Preston Russell Law - Legal Services for Southern People

Honesty or Collusion?

Saturday, November 19, 2011 by Mary-Jane Thomas, partner category Work to Rule

 A recent case, partially determined in the Employment Relations Authority (“the ERA”) highlights the need for employers to be particularly vigilant when dismissing an employee. This is because not only does the employee’s “offending” behaviour have to warrant dismissal but a fair process must be followed.

On 15 June 2001, Ms M (“M”) and Ms R’s (“R”) employment with an Institute of Technology was terminated for serious misconduct. Their employer (B) claimed that they had failed to follow proper procedure when claiming expenses and that they had been dishonest when giving explanations about the expense claims.

A disciplinary meeting was held in relation to M regarding 3 suspicious expense claims. The expense claims appeared to have been falsified - as expenditure incurred by M had been claimed in R’s name and signed off by M. M claimed that the expense claims were a one-off mistake, this was later verified by R and accepted by B.

 However, fresh information came to light and it was discovered that more expense claims appeared to have been falsified.

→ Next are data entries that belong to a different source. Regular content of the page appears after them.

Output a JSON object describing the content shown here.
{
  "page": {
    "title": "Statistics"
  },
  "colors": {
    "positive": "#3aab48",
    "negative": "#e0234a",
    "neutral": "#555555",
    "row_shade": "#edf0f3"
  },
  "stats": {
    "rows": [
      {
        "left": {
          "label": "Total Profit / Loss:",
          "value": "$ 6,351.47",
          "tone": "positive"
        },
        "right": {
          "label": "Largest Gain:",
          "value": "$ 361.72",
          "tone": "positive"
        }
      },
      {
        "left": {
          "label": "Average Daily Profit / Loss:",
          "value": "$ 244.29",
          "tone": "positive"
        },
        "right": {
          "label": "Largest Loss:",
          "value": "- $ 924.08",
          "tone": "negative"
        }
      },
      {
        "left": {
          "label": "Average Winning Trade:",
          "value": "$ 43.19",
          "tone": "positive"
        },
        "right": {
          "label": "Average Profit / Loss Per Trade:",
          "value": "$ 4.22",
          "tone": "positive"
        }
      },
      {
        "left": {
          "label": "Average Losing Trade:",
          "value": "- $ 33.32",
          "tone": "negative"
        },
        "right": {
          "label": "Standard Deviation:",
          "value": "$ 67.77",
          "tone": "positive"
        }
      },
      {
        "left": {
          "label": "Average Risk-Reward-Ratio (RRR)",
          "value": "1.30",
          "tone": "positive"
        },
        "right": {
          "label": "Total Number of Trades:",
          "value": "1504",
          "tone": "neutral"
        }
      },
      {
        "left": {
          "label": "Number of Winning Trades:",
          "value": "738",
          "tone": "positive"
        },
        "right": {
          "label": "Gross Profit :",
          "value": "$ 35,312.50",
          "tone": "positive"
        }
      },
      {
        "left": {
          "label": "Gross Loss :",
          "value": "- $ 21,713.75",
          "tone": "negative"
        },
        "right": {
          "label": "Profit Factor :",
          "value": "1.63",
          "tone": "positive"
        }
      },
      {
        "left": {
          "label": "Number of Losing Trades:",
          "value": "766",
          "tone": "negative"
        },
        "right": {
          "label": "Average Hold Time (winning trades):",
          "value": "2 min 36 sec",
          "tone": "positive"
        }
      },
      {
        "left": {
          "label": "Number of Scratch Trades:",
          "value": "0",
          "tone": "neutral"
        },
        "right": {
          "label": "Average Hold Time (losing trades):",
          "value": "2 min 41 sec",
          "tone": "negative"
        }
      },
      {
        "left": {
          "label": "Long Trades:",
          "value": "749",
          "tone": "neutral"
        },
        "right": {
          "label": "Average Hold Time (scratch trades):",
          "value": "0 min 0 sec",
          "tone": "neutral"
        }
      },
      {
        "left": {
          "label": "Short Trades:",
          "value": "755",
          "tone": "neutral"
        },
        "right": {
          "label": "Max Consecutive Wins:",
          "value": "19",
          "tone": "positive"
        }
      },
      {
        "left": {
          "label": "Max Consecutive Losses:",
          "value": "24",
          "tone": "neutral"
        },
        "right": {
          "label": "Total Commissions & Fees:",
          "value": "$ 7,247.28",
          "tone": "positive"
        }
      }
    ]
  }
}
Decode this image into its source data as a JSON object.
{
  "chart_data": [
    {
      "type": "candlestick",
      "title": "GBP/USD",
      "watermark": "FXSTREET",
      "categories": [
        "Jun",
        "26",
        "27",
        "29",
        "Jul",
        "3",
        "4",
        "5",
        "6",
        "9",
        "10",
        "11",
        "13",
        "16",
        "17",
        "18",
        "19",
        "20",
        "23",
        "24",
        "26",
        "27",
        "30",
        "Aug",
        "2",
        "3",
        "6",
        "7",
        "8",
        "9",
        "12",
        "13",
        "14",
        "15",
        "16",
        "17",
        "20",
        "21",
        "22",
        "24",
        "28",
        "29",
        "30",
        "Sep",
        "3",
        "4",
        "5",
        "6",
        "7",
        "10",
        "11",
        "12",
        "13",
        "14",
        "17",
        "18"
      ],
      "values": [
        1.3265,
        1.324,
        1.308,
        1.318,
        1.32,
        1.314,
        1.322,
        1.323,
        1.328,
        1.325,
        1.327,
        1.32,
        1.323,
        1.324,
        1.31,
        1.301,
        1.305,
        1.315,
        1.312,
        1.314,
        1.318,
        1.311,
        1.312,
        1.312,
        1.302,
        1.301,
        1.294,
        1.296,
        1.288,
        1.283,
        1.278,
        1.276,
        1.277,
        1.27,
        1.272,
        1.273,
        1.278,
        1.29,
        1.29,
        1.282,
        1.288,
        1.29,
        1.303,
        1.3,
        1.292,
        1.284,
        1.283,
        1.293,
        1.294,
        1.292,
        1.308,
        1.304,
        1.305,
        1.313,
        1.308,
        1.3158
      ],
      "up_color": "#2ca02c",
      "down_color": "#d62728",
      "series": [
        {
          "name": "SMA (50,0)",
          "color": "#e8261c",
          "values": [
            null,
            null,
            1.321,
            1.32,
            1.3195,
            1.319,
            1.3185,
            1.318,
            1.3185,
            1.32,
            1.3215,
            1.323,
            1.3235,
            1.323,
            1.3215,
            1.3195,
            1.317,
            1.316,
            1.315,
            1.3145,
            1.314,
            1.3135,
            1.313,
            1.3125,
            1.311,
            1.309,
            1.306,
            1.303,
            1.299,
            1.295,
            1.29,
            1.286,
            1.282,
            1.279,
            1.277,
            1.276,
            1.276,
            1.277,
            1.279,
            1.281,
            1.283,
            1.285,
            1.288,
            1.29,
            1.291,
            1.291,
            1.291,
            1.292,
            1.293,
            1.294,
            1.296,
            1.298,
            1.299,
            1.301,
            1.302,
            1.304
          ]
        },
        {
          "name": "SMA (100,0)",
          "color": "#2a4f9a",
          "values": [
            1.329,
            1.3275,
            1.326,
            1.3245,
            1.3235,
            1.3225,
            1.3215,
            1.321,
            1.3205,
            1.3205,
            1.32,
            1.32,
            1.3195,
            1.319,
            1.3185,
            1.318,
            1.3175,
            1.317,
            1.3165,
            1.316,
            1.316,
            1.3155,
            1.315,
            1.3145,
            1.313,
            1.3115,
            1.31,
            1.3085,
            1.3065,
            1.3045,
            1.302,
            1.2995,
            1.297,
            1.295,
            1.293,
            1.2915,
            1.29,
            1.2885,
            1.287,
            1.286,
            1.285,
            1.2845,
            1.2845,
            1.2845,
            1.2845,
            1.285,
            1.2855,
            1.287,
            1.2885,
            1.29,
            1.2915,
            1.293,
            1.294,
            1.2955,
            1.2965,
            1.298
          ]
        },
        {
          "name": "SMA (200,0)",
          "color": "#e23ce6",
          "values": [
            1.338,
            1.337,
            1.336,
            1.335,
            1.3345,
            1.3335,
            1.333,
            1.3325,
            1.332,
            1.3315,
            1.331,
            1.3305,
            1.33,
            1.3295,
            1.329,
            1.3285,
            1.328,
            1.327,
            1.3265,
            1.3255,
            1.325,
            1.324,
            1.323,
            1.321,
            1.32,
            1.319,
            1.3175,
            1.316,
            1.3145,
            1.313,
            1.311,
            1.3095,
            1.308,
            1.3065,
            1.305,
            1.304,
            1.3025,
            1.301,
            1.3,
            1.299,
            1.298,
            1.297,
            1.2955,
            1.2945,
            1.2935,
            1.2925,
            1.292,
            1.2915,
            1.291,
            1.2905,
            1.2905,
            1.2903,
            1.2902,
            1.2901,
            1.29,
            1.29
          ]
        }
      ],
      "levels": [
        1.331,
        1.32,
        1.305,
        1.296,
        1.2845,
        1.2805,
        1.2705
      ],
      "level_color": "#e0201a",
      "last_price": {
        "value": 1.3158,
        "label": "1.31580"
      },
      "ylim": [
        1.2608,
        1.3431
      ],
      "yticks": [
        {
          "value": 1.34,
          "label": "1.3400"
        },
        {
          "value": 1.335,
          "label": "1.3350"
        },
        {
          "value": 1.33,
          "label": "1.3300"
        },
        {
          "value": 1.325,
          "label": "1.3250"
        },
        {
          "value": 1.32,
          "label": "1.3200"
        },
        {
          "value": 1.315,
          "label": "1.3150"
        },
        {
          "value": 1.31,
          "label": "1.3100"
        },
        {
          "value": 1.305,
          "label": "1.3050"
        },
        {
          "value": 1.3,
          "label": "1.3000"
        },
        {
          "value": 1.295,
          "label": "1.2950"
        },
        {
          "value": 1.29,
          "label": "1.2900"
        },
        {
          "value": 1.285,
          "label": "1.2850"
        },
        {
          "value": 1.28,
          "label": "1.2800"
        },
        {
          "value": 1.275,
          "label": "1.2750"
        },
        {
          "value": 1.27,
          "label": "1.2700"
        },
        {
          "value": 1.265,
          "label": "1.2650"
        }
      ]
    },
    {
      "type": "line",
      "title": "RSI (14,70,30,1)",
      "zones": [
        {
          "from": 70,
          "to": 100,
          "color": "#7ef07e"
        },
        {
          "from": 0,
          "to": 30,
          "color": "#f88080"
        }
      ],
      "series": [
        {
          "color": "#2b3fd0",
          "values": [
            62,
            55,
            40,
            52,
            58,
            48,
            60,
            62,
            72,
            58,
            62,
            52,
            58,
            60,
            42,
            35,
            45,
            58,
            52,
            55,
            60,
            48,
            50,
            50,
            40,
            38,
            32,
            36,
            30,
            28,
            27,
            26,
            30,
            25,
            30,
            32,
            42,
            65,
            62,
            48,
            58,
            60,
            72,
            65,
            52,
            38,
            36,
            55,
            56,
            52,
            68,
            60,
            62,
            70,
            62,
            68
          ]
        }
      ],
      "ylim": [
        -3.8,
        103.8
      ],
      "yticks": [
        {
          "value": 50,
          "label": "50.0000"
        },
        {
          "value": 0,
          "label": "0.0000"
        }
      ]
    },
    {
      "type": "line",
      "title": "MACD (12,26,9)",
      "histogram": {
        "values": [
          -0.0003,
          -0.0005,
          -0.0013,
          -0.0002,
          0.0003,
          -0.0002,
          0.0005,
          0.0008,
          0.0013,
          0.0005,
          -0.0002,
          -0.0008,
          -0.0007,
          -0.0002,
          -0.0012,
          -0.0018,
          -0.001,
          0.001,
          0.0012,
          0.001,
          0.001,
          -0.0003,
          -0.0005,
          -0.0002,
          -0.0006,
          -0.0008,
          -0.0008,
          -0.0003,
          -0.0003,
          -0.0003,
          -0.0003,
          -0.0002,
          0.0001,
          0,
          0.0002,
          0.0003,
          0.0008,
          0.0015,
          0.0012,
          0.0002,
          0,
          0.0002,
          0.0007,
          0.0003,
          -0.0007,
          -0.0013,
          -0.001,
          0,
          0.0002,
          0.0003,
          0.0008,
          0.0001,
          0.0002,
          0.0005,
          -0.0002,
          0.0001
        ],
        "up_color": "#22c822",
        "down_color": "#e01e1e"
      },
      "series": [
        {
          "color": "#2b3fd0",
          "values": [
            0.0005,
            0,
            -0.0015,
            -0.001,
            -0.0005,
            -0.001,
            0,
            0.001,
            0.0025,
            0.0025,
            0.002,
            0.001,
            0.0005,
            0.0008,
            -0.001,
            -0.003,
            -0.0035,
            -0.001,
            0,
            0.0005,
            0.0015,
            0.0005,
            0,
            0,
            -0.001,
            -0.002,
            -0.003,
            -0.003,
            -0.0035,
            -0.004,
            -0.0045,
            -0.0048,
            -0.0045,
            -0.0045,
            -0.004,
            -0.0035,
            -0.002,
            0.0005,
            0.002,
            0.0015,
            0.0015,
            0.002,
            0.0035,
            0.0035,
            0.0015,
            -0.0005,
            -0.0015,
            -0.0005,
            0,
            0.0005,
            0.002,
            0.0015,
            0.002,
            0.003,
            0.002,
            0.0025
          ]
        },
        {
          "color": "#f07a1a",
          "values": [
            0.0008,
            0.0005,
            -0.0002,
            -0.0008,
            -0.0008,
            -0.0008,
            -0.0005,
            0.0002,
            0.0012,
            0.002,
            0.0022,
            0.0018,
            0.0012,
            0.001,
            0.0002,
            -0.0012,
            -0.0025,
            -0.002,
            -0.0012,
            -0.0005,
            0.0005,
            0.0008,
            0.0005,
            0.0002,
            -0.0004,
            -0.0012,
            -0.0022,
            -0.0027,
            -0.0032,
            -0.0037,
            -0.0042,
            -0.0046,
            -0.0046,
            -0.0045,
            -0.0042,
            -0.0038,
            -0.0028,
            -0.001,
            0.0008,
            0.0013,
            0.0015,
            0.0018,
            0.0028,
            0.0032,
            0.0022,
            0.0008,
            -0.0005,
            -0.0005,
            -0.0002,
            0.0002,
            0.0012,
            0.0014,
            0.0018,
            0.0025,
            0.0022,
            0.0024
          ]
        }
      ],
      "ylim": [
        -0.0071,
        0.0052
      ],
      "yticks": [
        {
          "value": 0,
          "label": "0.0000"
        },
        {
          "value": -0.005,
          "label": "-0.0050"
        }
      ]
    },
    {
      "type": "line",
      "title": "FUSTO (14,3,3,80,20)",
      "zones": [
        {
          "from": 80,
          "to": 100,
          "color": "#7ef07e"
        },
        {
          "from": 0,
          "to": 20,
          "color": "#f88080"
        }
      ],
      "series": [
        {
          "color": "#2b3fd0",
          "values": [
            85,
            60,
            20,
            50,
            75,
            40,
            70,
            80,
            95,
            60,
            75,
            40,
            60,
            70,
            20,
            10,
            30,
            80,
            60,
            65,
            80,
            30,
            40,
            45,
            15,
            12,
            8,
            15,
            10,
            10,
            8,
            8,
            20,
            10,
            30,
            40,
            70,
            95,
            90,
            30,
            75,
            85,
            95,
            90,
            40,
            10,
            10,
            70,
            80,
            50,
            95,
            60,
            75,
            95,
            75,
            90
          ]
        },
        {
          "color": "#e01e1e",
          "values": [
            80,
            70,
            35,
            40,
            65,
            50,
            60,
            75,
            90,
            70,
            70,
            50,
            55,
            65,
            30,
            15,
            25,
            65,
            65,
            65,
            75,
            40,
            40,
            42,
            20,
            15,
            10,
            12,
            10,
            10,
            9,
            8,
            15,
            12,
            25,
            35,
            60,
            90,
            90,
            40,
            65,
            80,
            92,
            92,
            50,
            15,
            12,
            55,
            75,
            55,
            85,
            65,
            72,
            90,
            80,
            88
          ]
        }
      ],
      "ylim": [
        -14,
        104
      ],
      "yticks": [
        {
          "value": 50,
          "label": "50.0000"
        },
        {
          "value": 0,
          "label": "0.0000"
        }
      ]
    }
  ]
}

B wrote to both M and R advising of the new expense claims and his concerns that they had not followed proper procedure for claiming expenses and their apparent dishonesty when previously questioned. B concluded that M and R had colluded in their explanations that the expense claims were a one-off genuine mistake.

M and R attended separate disciplinary meetings at which their jobs were at risk due to a policy in place stating that “willfully submitting a false claim for expenses” was an example of serious misconduct. Serious misconduct, if established, was expressed to usually lead to instant dismissal.

At the end of the meeting with M, B advised her that he had considered her explanation but it was unbelievable and her employment was to be terminated.

A similar conclusion was reached in relation to R, however, she was given an ultimatum “resign or be fired” – a classic constructive dismissal situation. R resigned.

Neither M nor R were informed of B’s conclusion that they had colluded in explanations to him.

Both M and R brought personal grievances against B. M claimed unjustified dismissal. R claimed she was constructively dismissed because of the ultimatum given to her. However, the Authority regarded the resignation as a dismissal.

The ERA found that B did not act fairly or reasonably during his investigation as B did not put to M and R his is conclusion they had colluded in presenting to him the explanations he disbelieved. Because M and B did not have an opportunity to comment B was unable to reasonably reject their explanations as untrue.

The ERA found that M was unjustifiably dismissed and R was actually dismissed and that her dismissal was unjustified.

The ERA also found B to be in breach of its dispute resolution process, because during the investigation B instructed his staff not to assist M and B with their grievances. The ERA was satisfied that it was delayed or obstructed in its investigation; despite the fact the instruction was later retracted. As a result, both Ms M and Ms B would be entitled to damages.

However, unusually, the case was referred back to mediation in an attempt for the parties to resolve the matter between themselves.

The moral of the story: “a flawed process will often produce a flawed result”. If in doubt seek legal advice.